How is this possible? Because the space between the sun and the earth is not completely empty. It’s even filled with a soup of charged particles. Plasma blown by the solar wind. Which, when it encounters the magnetic field that surrounds our planet, makes its lines vibrate. A bit like the plucked strings… of a lyre. But at such a low frequency that our ears do not hear the symphony thus created.
The human ear listens to space
Since 2007, the five NASA satellites have been on the Themis mission – for Chronological history of major events and interactions during substorms – Record the Earth’s magnetosphere guitar. Now researchers have converted these ultra-frequency waves into sounds we can hear. Sounds that undoubtedly conceal important information about the near-Earth space environment and the relationship we have with our sun.

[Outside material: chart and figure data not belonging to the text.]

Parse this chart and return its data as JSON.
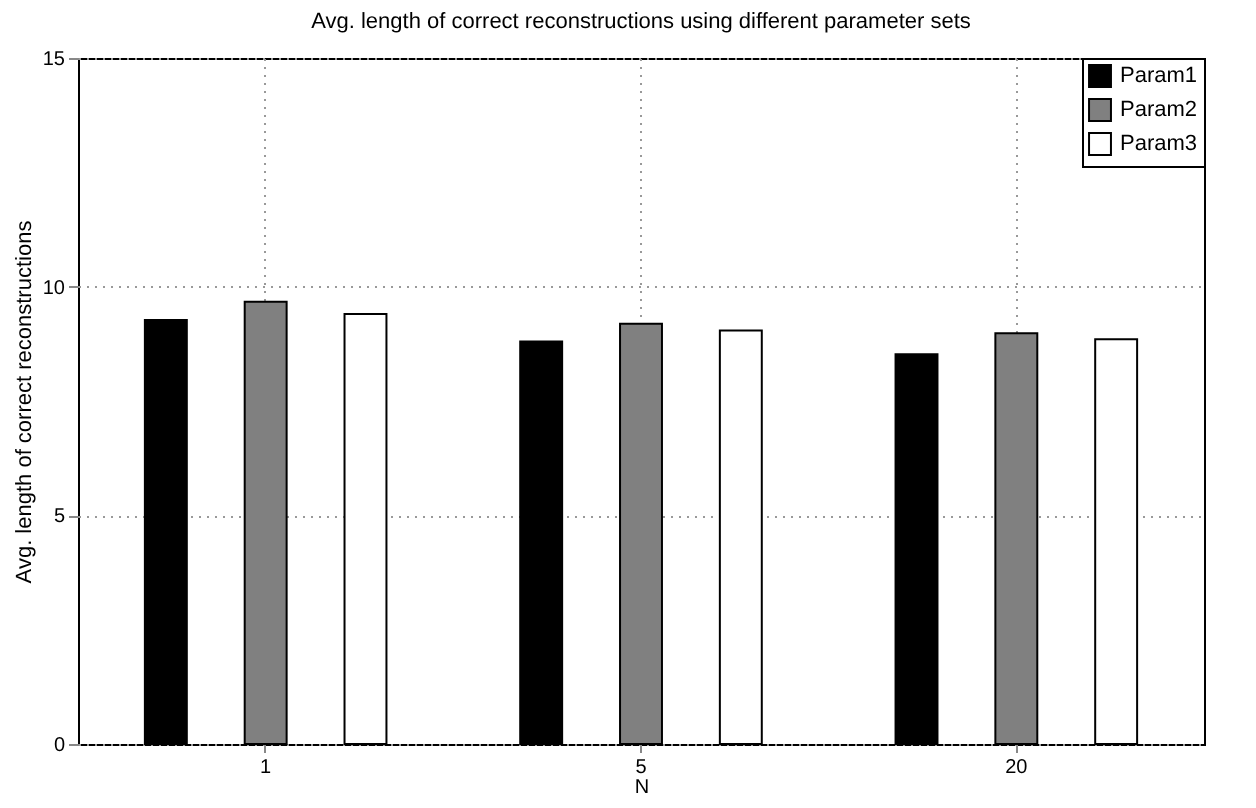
{
  "chart_data": {
    "type": "bar",
    "title": "Avg. length of correct reconstructions using different parameter sets",
    "xlabel": "N",
    "ylabel": "Avg. length of correct reconstructions",
    "categories": [
      "1",
      "5",
      "20"
    ],
    "series": [
      {
        "name": "Param1",
        "color": "#000000",
        "values": [
          9.27,
          8.8,
          8.52
        ]
      },
      {
        "name": "Param2",
        "color": "#808080",
        "values": [
          9.67,
          9.19,
          8.98
        ]
      },
      {
        "name": "Param3",
        "color": "#ffffff",
        "values": [
          9.4,
          9.04,
          8.85
        ]
      }
    ],
    "ylim": [
      0,
      15
    ],
    "yticks": [
      0,
      5,
      10,
      15
    ],
    "grid": true,
    "legend": "top right"
  }
}
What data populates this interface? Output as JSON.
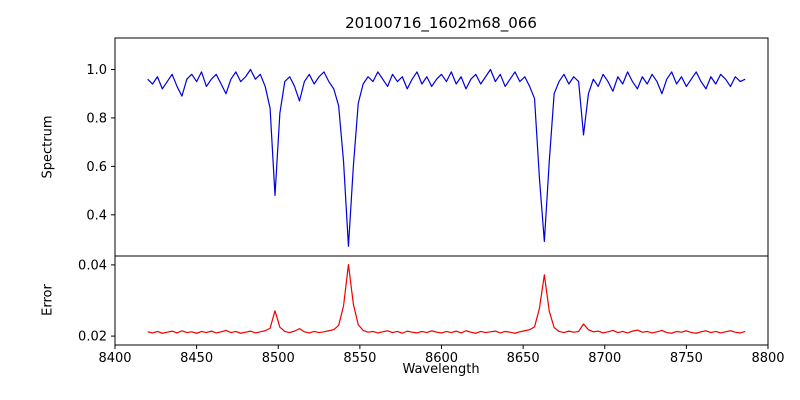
{
  "figure": {
    "title": "20100716_1602m68_066",
    "xlabel": "Wavelength",
    "ylabel_top": "Spectrum",
    "ylabel_bottom": "Error",
    "background": "#ffffff",
    "frame_color": "#000000"
  },
  "chart_data": {
    "type": "line",
    "title": "20100716_1602m68_066",
    "xlabel": "Wavelength",
    "grid": false,
    "legend": "none",
    "xlim": [
      8400,
      8800
    ],
    "xticks": [
      8400,
      8450,
      8500,
      8550,
      8600,
      8650,
      8700,
      8750,
      8800
    ],
    "xtick_labels": [
      "8400",
      "8450",
      "8500",
      "8550",
      "8600",
      "8650",
      "8700",
      "8750",
      "8800"
    ],
    "x": [
      8420,
      8423,
      8426,
      8429,
      8432,
      8435,
      8438,
      8441,
      8444,
      8447,
      8450,
      8453,
      8456,
      8459,
      8462,
      8465,
      8468,
      8471,
      8474,
      8477,
      8480,
      8483,
      8486,
      8489,
      8492,
      8495,
      8498,
      8501,
      8504,
      8507,
      8510,
      8513,
      8516,
      8519,
      8522,
      8525,
      8528,
      8531,
      8534,
      8537,
      8540,
      8543,
      8546,
      8549,
      8552,
      8555,
      8558,
      8561,
      8564,
      8567,
      8570,
      8573,
      8576,
      8579,
      8582,
      8585,
      8588,
      8591,
      8594,
      8597,
      8600,
      8603,
      8606,
      8609,
      8612,
      8615,
      8618,
      8621,
      8624,
      8627,
      8630,
      8633,
      8636,
      8639,
      8642,
      8645,
      8648,
      8651,
      8654,
      8657,
      8660,
      8663,
      8666,
      8669,
      8672,
      8675,
      8678,
      8681,
      8684,
      8687,
      8690,
      8693,
      8696,
      8699,
      8702,
      8705,
      8708,
      8711,
      8714,
      8717,
      8720,
      8723,
      8726,
      8729,
      8732,
      8735,
      8738,
      8741,
      8744,
      8747,
      8750,
      8753,
      8756,
      8759,
      8762,
      8765,
      8768,
      8771,
      8774,
      8777,
      8780,
      8783,
      8786
    ],
    "panels": [
      {
        "name": "spectrum",
        "ylabel": "Spectrum",
        "color": "#0000dd",
        "ylim": [
          0.23,
          1.13
        ],
        "yticks": [
          0.4,
          0.6,
          0.8,
          1.0
        ],
        "ytick_labels": [
          "0.4",
          "0.6",
          "0.8",
          "1.0"
        ],
        "absorption_line_centers": [
          8498,
          8542,
          8662,
          8688
        ],
        "values": [
          0.96,
          0.94,
          0.97,
          0.92,
          0.95,
          0.98,
          0.93,
          0.89,
          0.96,
          0.98,
          0.95,
          0.99,
          0.93,
          0.96,
          0.98,
          0.94,
          0.9,
          0.96,
          0.99,
          0.95,
          0.97,
          1.0,
          0.96,
          0.98,
          0.93,
          0.84,
          0.48,
          0.82,
          0.95,
          0.97,
          0.93,
          0.87,
          0.95,
          0.98,
          0.94,
          0.97,
          0.99,
          0.95,
          0.92,
          0.85,
          0.62,
          0.27,
          0.6,
          0.86,
          0.94,
          0.97,
          0.95,
          0.99,
          0.96,
          0.93,
          0.98,
          0.95,
          0.97,
          0.92,
          0.96,
          0.99,
          0.94,
          0.97,
          0.93,
          0.96,
          0.98,
          0.95,
          0.99,
          0.94,
          0.97,
          0.92,
          0.96,
          0.98,
          0.94,
          0.97,
          1.0,
          0.95,
          0.98,
          0.93,
          0.96,
          0.99,
          0.95,
          0.97,
          0.93,
          0.88,
          0.55,
          0.29,
          0.62,
          0.9,
          0.95,
          0.98,
          0.94,
          0.97,
          0.95,
          0.73,
          0.9,
          0.96,
          0.93,
          0.98,
          0.95,
          0.91,
          0.97,
          0.94,
          0.99,
          0.95,
          0.92,
          0.97,
          0.94,
          0.98,
          0.95,
          0.9,
          0.96,
          0.99,
          0.94,
          0.97,
          0.93,
          0.96,
          0.99,
          0.95,
          0.92,
          0.97,
          0.94,
          0.98,
          0.96,
          0.93,
          0.97,
          0.95,
          0.96
        ]
      },
      {
        "name": "error",
        "ylabel": "Error",
        "color": "#ee0000",
        "ylim": [
          0.0175,
          0.0425
        ],
        "yticks": [
          0.02,
          0.04
        ],
        "ytick_labels": [
          "0.02",
          "0.04"
        ],
        "values": [
          0.0212,
          0.0209,
          0.0213,
          0.0208,
          0.0211,
          0.0214,
          0.0209,
          0.0215,
          0.021,
          0.0212,
          0.0208,
          0.0213,
          0.021,
          0.0214,
          0.0209,
          0.0212,
          0.0216,
          0.021,
          0.0213,
          0.0208,
          0.0211,
          0.0214,
          0.0209,
          0.0212,
          0.0215,
          0.0222,
          0.0271,
          0.0225,
          0.0213,
          0.021,
          0.0214,
          0.0221,
          0.0212,
          0.0209,
          0.0213,
          0.021,
          0.0212,
          0.0215,
          0.0218,
          0.023,
          0.0285,
          0.0401,
          0.029,
          0.0232,
          0.0216,
          0.0211,
          0.0213,
          0.0209,
          0.0212,
          0.0215,
          0.021,
          0.0213,
          0.0208,
          0.0214,
          0.0211,
          0.0209,
          0.0213,
          0.021,
          0.0215,
          0.0211,
          0.0209,
          0.0213,
          0.021,
          0.0214,
          0.0209,
          0.0215,
          0.0211,
          0.0208,
          0.0213,
          0.021,
          0.0212,
          0.0214,
          0.0209,
          0.0213,
          0.0211,
          0.0208,
          0.0212,
          0.0215,
          0.0218,
          0.0226,
          0.0278,
          0.0372,
          0.027,
          0.0224,
          0.0213,
          0.021,
          0.0214,
          0.0211,
          0.0213,
          0.0234,
          0.0218,
          0.0212,
          0.0214,
          0.0209,
          0.0212,
          0.0216,
          0.021,
          0.0213,
          0.0209,
          0.0214,
          0.0217,
          0.0211,
          0.0213,
          0.0209,
          0.0212,
          0.0216,
          0.021,
          0.0208,
          0.0213,
          0.0211,
          0.0215,
          0.021,
          0.0208,
          0.0212,
          0.0215,
          0.021,
          0.0213,
          0.0209,
          0.0212,
          0.0215,
          0.0211,
          0.0209,
          0.0213
        ]
      }
    ]
  }
}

The human sense of hearing is an amazing toolexplains Martin Archer, member of the Harp team at Imperial College London (UK), in a NASA press release. We are trained from birth to recognize patterns and to choose different sound sources. We can naturally do some crazy analysis that outperforms even some of the most advanced computer algorithms. “ During a previous project, high school students had already determined, in data from NOAA satellites (National Oceanic and Atmospheric Association), a new plasma wave pattern related to solar storms. By opening Harp’s data to the world, to very different ears, the researchers hope to discover things they hadn’t thought of before.
To participate in the adventure, it is before here.